Single by Tyrone Davis

from the album Turn Back the Hands of Time
- B-side: "I Keep Coming Back"
- Released: February 1970
- Recorded: January 23, 1970
- Studio: Universal, Chicago
- Genre: Soul
- Length: 2:35
- Label: Dakar
- Songwriters: Jack Daniels; Bonnie Thompson;
- Producer: Willie Henderson

Tyrone Davis singles chronology
| "Is It Something You've Got" (1969) | "Turn Back the Hands of Time" (1970) | "I'll Be Right Here" (1970) |

Bruce Springsteen singles chronology
| "Don't Play That Song" (2022) | "Turn Back the Hands of Time" (2022) | "Streets of Minneapolis" (2026) |

= Turn Back the Hands of Time =

"Turn Back the Hands of Time" is a song recorded by the American R&B singer Tyrone Davis. It was co-written by Jack Daniels and Johnny Moore, a.k.a. John Edward Moore (credited to Moore’s girlfriend at the time, Bonnie Thompson), and produced by Willie Henderson.

"Turn Back the Hands of Time" was released as a single in February 1970 and became Davis's second major hit, spending two weeks at number one on Billboard's R&B Singles chart and reaching number three on its Pop chart. The single was also certified gold by the RIAA for sales of one million copies. "Turn Back the Hands of Time" is from the album of the same name that MTV says "ranks among the best soul LPs of its time". Bruce Springsteen covered the song on his 2022 studio album, Only the Strong Survive.

==Background==
Daniels and Moore wrote "Turn Back the Hands of Time" based on relationship problems Moore was having at the time.
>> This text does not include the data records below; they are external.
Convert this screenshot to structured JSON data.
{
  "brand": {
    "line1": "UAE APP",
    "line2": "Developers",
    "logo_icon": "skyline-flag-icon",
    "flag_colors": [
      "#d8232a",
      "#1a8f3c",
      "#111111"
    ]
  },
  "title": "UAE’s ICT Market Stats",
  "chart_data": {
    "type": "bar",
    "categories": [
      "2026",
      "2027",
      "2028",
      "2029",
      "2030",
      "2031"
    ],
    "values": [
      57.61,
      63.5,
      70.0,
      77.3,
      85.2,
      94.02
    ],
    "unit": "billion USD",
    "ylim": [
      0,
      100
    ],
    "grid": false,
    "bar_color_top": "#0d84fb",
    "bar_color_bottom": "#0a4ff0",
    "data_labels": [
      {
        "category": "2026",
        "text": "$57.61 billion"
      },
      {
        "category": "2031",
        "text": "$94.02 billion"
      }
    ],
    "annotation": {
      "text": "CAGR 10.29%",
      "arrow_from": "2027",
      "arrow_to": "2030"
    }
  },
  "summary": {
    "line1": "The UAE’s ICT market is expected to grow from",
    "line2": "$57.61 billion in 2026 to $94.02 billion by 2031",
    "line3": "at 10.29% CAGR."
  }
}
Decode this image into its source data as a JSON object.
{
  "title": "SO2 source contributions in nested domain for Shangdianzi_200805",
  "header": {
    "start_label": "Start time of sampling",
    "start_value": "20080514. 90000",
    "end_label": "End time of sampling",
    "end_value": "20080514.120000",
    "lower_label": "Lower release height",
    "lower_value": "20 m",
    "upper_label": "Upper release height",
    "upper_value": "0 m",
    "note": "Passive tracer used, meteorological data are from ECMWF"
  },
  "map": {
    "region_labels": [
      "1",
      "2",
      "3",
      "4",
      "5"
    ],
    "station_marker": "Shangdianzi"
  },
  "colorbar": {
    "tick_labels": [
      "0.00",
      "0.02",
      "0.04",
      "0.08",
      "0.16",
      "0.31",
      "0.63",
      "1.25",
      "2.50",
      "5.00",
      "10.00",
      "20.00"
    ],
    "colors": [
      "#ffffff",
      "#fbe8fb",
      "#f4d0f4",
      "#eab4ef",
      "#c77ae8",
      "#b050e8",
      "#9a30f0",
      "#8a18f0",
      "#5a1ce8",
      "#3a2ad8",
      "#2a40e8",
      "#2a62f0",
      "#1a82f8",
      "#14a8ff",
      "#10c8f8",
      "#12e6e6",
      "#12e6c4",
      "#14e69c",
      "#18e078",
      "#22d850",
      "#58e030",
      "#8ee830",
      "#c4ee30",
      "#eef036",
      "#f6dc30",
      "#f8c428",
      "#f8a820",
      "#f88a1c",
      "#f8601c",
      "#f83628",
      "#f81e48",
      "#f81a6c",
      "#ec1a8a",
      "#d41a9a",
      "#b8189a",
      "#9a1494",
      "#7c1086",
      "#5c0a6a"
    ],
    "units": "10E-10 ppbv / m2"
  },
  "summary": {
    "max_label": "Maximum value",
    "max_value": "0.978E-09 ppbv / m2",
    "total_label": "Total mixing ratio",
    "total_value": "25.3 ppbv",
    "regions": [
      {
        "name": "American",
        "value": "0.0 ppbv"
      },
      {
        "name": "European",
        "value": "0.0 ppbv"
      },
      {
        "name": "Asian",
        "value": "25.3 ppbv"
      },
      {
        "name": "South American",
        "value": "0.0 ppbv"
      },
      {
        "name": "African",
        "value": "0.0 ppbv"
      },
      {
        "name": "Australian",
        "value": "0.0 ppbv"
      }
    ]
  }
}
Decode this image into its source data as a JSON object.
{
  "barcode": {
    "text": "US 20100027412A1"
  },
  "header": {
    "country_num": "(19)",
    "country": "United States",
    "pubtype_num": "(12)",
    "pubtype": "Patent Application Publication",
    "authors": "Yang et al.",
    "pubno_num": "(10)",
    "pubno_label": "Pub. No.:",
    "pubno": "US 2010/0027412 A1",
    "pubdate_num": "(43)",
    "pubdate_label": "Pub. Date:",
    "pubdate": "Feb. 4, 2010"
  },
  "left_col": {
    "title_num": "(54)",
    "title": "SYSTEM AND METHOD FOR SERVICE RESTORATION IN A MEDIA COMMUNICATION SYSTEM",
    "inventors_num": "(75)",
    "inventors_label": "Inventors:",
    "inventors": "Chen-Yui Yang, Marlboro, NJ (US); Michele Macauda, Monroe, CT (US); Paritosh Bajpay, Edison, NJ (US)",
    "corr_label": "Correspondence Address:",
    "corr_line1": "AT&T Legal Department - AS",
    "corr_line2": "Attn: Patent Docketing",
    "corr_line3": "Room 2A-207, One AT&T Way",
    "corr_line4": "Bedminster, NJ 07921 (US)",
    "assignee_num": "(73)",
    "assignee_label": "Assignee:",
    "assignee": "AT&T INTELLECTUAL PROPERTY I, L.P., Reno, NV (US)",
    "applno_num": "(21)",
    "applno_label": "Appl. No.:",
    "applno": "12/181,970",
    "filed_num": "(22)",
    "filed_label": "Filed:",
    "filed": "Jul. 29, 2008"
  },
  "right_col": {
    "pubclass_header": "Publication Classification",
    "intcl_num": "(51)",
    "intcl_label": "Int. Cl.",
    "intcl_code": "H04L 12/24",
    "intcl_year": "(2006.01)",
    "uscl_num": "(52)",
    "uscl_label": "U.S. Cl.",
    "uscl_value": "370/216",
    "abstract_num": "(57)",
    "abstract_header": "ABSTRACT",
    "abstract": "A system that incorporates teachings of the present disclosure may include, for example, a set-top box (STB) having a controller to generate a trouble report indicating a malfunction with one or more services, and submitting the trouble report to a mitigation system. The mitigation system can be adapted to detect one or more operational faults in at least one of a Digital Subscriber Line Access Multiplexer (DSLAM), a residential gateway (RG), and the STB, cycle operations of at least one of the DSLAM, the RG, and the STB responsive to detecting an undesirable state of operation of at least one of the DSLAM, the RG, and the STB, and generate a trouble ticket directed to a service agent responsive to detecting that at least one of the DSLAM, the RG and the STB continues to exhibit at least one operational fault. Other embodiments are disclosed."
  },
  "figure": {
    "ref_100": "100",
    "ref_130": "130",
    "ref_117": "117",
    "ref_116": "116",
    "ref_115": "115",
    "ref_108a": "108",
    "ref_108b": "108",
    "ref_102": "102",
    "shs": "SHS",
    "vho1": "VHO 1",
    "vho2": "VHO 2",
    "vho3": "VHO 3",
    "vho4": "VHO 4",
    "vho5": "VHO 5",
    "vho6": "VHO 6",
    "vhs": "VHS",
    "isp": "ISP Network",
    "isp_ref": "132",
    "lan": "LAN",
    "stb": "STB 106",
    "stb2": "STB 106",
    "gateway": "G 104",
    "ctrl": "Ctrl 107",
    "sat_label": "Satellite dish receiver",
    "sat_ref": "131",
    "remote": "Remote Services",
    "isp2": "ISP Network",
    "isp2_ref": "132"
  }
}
Daniels had co-written Davis's 1968 hit "Can I Change My Mind" and the recording session for "Turn Back the Hands of Time" included some of the same musicians from that session.

==Chart history==
===Weekly charts===

| Chart (1970) | Peak position |
|---|---|
| US Billboard Hot 100 | 3 |
| US Billboard R&B | 1 |
| US Cash Box Top 100 | 4 |

===Year-end charts===

| Chart (1970) | Rank |
|---|---|
| US Billboard Hot 100 | 51 |
| US Cash Box | 32 |

==Personnel==
- Background vocals by Barbara Acklin, Eugene Record & Robert Lester
- Bass guitar by Billy Robinson
- Drums by Quinton Joseph
- Guitar by Carl Woolfolk
- Keyboards by Floyd Morris
- Lead vocals by Tyrone Davis
- Written by Jack Daniels & Johnny Moore(credited to Bonnie Thompson)
- Produced by Willie Henderson
- Arranged by Tom-Tom Washington

==Other versions==
- Checkmates, Ltd. on their 1971 album, Life.
- Otis Clay 7" on Elka Records 1975.
- Bruce Springsteen on his 2022 album, Only the Strong Survive.

==Use in media==
The song appears in the film Nine Months (1995).